Le projet consiste à créer un dispositif de santé ouverte ou open santé similaire dans les pays du sud. Bénévoles designers (dont plusieurs centaines en Afrique de l’Ouest) et prototypeurs dessinent des objets pour répondre à des besoins au travers deux plateformes de recherche ouverte “Just One Giant Lab”, et le discord soutenu par le Réseau Français des fablabs. Ces objets sont proposés dans le bien commun de l’humanité au travers de licences CERN open hardware, ce qui permet leur re-fabrication bénévole et la refabrication SUR PLACE par les 4 catégories d’acteurs ci-dessus au plus près des hôpitaux, des services et commerces essentiels, ou de la population.Les dispositifs médicaux ont fait l’objet de validation scientifiques et médicales permettant de les autoriser légalement durant la crise, dans les Centres Hospitaliers Universitaires, dont le plus important acteur est l’Assistance Publique des Hôpitaux de Paris (AP-HP) qui a installé la première ferme d’imprimantes 3D à Paris dans un hôpital pendant la crise.
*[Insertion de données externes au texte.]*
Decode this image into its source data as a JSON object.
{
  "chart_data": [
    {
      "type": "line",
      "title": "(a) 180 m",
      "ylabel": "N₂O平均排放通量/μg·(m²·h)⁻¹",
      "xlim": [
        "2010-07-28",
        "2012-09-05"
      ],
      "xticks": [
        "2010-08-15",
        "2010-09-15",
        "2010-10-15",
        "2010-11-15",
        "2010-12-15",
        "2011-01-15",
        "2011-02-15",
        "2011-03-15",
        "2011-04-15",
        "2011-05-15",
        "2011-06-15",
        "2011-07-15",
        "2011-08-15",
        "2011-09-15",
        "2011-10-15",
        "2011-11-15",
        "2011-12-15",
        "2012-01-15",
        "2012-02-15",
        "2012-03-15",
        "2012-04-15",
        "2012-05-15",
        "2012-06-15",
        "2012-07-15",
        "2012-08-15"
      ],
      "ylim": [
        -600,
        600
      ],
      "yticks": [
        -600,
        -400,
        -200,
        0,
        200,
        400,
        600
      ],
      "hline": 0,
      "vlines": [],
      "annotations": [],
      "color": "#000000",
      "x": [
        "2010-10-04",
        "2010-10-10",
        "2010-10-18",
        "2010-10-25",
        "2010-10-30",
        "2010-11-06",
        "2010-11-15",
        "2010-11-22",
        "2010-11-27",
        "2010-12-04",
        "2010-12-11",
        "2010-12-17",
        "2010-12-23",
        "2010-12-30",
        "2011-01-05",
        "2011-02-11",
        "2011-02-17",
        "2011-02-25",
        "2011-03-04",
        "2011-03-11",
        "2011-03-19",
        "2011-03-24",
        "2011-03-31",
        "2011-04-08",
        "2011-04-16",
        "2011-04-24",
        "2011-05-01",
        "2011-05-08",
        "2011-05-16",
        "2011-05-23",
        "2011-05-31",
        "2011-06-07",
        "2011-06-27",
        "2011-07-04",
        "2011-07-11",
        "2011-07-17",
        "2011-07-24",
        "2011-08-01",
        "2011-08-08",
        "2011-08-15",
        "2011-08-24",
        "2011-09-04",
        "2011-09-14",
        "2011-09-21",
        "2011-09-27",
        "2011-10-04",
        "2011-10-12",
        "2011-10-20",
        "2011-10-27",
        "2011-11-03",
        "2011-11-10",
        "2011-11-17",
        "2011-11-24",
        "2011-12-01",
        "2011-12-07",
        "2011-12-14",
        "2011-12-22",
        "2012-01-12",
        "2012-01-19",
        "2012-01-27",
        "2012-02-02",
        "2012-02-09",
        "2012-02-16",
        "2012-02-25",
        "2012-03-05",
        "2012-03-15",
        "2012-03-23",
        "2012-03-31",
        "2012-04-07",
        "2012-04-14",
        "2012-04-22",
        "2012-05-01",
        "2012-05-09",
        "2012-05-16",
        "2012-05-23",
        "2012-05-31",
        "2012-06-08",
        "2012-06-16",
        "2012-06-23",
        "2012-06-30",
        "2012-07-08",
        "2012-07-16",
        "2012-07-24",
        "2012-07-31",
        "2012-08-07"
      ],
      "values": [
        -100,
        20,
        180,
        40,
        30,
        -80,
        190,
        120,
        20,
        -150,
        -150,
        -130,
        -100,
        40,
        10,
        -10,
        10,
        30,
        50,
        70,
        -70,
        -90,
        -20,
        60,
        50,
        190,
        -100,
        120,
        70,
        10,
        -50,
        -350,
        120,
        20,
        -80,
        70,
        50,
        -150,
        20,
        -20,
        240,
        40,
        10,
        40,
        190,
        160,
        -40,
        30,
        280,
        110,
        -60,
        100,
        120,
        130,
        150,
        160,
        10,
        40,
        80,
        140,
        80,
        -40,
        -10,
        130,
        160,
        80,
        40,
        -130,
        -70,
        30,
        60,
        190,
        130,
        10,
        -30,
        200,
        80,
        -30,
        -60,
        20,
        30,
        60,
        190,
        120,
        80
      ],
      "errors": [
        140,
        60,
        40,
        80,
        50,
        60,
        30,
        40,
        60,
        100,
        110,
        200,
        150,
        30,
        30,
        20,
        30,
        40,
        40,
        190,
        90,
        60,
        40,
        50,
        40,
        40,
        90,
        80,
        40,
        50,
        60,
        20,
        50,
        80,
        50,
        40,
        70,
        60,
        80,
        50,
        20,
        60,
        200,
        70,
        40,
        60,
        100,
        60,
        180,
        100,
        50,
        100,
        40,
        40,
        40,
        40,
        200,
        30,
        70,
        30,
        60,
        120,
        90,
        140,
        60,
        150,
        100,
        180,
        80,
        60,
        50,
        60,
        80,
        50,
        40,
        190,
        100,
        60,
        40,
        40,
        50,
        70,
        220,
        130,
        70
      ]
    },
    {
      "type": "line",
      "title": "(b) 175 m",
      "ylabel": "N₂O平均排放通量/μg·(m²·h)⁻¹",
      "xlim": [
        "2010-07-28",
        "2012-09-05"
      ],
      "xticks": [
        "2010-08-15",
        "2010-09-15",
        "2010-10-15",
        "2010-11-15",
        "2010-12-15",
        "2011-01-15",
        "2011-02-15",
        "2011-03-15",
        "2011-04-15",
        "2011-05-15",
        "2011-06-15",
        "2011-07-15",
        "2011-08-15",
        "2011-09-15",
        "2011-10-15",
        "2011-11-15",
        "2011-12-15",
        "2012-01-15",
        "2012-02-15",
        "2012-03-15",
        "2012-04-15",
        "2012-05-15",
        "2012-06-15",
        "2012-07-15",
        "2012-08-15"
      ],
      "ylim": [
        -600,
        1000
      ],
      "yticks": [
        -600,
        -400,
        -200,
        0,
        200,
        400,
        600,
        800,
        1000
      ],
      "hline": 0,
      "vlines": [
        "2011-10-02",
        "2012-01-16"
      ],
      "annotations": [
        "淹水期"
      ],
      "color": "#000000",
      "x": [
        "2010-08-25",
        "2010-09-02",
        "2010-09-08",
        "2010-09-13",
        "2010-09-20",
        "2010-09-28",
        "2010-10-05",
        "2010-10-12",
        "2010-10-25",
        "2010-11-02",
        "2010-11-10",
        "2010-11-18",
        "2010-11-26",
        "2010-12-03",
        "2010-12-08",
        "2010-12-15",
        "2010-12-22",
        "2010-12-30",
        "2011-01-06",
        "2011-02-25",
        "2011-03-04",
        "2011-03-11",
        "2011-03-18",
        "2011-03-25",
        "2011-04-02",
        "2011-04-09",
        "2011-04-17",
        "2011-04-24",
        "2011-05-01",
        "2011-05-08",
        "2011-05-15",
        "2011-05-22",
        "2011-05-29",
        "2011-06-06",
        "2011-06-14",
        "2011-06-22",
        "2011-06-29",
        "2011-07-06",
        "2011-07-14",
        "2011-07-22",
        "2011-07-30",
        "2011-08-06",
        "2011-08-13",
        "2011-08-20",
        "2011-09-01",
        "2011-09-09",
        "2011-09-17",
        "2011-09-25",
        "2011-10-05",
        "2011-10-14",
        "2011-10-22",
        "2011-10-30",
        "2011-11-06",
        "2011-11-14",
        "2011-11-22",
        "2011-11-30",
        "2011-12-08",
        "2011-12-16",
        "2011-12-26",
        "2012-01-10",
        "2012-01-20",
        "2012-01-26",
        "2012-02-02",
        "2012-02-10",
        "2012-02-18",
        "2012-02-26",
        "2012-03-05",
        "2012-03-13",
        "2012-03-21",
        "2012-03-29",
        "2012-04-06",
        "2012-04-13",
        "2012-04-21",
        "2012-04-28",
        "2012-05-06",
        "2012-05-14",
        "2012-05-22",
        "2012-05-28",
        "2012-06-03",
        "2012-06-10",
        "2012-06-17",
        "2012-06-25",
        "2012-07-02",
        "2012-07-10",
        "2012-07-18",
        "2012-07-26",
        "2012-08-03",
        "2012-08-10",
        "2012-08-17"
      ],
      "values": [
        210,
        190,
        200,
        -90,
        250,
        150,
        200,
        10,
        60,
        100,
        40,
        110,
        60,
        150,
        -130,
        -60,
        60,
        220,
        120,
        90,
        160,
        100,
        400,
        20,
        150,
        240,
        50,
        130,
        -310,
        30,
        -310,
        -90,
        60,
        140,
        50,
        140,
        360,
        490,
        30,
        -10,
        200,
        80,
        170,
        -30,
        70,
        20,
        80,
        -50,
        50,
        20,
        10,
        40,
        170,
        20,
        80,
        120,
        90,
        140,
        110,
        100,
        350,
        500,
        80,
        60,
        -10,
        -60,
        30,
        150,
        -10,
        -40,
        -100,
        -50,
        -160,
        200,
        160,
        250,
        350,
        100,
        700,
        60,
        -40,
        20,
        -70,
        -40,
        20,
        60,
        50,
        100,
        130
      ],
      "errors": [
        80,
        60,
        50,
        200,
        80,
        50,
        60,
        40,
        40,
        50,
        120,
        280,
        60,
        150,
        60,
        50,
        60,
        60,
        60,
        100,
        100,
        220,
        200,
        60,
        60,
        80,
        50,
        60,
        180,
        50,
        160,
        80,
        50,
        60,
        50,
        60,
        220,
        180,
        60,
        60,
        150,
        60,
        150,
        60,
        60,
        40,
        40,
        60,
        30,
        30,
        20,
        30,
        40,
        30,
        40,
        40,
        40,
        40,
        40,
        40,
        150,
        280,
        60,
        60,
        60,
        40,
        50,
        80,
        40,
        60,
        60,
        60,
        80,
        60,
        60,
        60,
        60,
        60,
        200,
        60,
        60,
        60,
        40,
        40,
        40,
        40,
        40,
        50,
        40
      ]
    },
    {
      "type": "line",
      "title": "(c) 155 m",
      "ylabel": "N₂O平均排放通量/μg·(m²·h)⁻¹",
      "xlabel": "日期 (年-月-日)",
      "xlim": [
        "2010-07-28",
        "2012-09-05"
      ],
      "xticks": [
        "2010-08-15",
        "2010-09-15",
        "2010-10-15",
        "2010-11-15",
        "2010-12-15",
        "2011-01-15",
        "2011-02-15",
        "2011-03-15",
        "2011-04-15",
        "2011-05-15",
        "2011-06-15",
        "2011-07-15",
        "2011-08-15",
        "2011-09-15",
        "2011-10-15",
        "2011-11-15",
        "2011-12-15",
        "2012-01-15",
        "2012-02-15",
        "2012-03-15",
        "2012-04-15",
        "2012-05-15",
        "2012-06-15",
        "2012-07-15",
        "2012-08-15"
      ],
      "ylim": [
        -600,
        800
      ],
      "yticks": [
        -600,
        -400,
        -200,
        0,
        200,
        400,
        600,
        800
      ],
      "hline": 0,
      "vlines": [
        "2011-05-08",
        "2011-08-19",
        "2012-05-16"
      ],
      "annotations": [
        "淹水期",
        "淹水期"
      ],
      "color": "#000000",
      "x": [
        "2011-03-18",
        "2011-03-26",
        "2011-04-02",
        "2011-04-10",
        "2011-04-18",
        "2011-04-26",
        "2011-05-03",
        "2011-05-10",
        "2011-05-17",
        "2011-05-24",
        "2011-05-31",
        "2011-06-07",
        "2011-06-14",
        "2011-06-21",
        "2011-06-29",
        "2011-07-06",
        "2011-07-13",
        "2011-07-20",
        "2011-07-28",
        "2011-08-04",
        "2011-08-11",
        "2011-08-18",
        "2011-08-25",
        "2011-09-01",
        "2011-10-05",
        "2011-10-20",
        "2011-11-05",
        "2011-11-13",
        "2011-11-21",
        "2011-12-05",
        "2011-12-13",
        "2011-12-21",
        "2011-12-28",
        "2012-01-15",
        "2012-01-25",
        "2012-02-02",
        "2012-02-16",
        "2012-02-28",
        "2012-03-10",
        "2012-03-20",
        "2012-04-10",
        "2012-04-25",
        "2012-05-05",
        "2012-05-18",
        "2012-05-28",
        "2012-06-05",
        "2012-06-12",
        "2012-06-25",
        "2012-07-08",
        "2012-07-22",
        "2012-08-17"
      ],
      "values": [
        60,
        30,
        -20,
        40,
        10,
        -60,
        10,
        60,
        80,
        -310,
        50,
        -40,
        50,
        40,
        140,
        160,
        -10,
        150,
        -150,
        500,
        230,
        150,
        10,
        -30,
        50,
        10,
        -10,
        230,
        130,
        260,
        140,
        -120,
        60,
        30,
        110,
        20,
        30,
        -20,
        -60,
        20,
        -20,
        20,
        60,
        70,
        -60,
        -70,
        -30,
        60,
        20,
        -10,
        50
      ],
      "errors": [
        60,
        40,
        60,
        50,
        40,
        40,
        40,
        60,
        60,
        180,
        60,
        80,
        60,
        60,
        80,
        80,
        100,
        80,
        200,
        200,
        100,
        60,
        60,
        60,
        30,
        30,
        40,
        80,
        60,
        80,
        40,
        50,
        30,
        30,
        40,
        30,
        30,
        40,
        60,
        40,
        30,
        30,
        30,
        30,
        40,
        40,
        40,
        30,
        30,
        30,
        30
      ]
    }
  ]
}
Exemple de processus d'open santé

Il s’agit d’ouvrir à tous des espaces numériques et physiques de conception coopératifs pour créer et adapter des objets de santé, lesquels sont localement prototypés, validés médicalement, puis refabriqués partout.

L’enjeu est tout bonnement énorme. Par exemple aujourd’hui pour une prothèse le prix de l’amortissement de la recherche et développement et de la certification peut aller jusqu’à 80% du prix final… sans forcément de réparabilité locale.

Ici on partage ce qui est conçu, mis dans le bien commun de l’humanité sur internet. La conception, la validation et la fabrication sont directement distribuées.

L’open Santé transforme la rareté (designs et objets) en abondance et libère leur fabrication légale notamment dans les pays du sud.

Elle s’inspire des dispositifs dérogatoires utilisés durant la crise du coronavirus pour en faire des processus adaptés à l’invention et la fabrication permanente de nombreuses solutions (hygiène, dépistage, protection, traitement…).